The next day we paid for a guide and joined a Swiss based couple for a day of river walking - this is as it sounds, walking through a river. Before this could begin though, our guide drove us in his crumbled old 4x4 to his families fruit plantation.

This was a superb place to find ourselves, I had never been anywhere similar before. On the land were trees and plants growing coffee beans, oranges, apples., mandarins, bananas, papaya, lemons and even a cross pollination plant of orange and lemon (it wasn't pleasant but would make a good mixer). I spent awhile lying in a coca plantation, amongst the small bushes covered in short but thick green leaves that hopefully ends up in hot cups of maté or in the mouths of miners as opposed to going up the nose of a Westerner in its derivative chemicalized form. I was fascinated with the plantation, it was extremely beautiful and full of amazing fresh aromas, though the pinnacle of this part of the trip was free reign to pick fruits off the trees. Nothing beats the taste of an organic orange that you have personally picked from a branch.

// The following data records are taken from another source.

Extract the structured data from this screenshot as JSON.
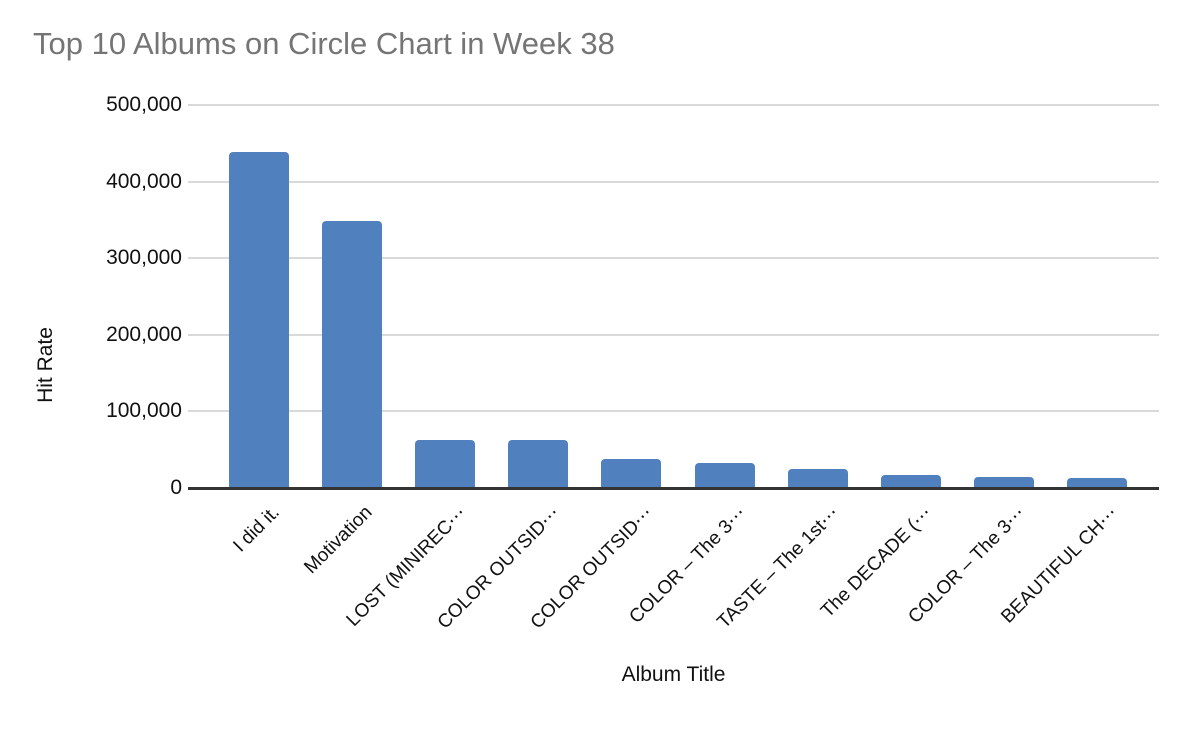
{
  "title": "Top 10 Albums on Circle Chart in Week 38",
  "colors": {
    "background": "#FFFFFF",
    "bar": "#5081BE",
    "title_text": "#757575",
    "tick_text": "#111111",
    "gridline": "#D9D9D9",
    "axis_line": "#333333"
  },
  "chart_data": {
    "type": "bar",
    "title": "Top 10 Albums on Circle Chart in Week 38",
    "xlabel": "Album Title",
    "ylabel": "Hit Rate",
    "categories": [
      "I did it.",
      "Motivation",
      "LOST (MINIREC⋯",
      "COLOR OUTSID⋯",
      "COLOR OUTSID⋯",
      "COLOR – The 3⋯",
      "TASTE – The 1st⋯",
      "The DECADE (⋯",
      "COLOR – The 3⋯",
      "BEAUTIFUL CH⋯"
    ],
    "values": [
      438000,
      348000,
      63000,
      63000,
      38000,
      33000,
      25000,
      17000,
      14000,
      13000
    ],
    "ylim": [
      0,
      500000
    ],
    "yticks": [
      0,
      100000,
      200000,
      300000,
      400000,
      500000
    ],
    "ytick_labels": [
      "0",
      "100,000",
      "200,000",
      "300,000",
      "400,000",
      "500,000"
    ],
    "grid": "horizontal",
    "legend": "none",
    "bar_color": "#5081BE",
    "x_tick_rotation_deg": 45
  }
}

We hit the river and spent a while jumping from rocks into a pool at the bottom of a waterfall, cooling off from the blazing sun before beginning the river walk proper. A few hours of wading through the river in the shade of emerald green trees passed quickly, the scenery more than enough entertainment though occasional splashes of wildlife added some extra splendor. A long nosed creature, possibly a cat or coati fished in the river until it spotted us and raced away. A spider monkey climbed through the trees above us to the opposite shore, it was turning into a special day.

We eventually reached the end of our river walking route at the base of yet another waterfall, this time with a much higher jumped platform - our guide showed us where to jump and after a little hesitation we all joined in. Splicing the jumping and diving we all went hunting for firewood for our much anticipated barbecue. Our guide, whose name sadly eludes me made a wonderful avocado and tuna salsa which we ate with bread whilst he began preparing the kebabs. Peppers, onions and great big pieces of beef were skewered onto sticks and doused with salt before being placed over the fire. We ate this incredible fresh food as the day closed and after we made our way back to town for a rooftop beer with our new friends. It was a perfect day.

The next day, July 30 we woke with sore legs for our second attempt at reaching the top of the mountain, Cerro Uchumachi at 2480m. I have no photos of the hike up, my legs were spent from the previous days wading through the river. My decision to wear my hiking shoes in the river had been great for my feet, they were fine, but the weight of dragging them whilst soaked through with water had made my thighs incredibly tired.

I dragged myself to the top for yet another mountain victory, at this point I seem to have a pretty decent list of ones I've completed, it's something I'm quite proud of, irrespective of my lousy knees. We relaxed at the top eating the remainder of our fruit from the day before standing to observe the views of the valley once more. There are a lot of Westerners settled in Coroico considering the small size of the town, but with its warmth and incredible beauty it is not hard to see why. That evening we ate tagliatelle that was prepared in front of us by a genuine Italian couple, it was so good that we had them make us a pizza as well.

The following day the relentless hiking and exercise had taken its toll and I decided that I needed a break, choosing to spend almost the whole day in the beautiful hostel grounds relaxing and catching up with the world. In the evening I eventually made it into town and brought a bus ticket for the next day to Rurrenabaque, a decision that was slightly mad - this particular bus trip is regarded as one of the worst in Bolivia and considering the blizzard stories and the consistent stories about arriving in places knackered, I'm sure you can appreciate that it's a nasty one.

So that was it for my time in Coroico, a truly beautiful place that manages to completely justify the existence of the Death Road and all of the problems it has caused. I know I would risk my life for a chance to return to this paradise one day.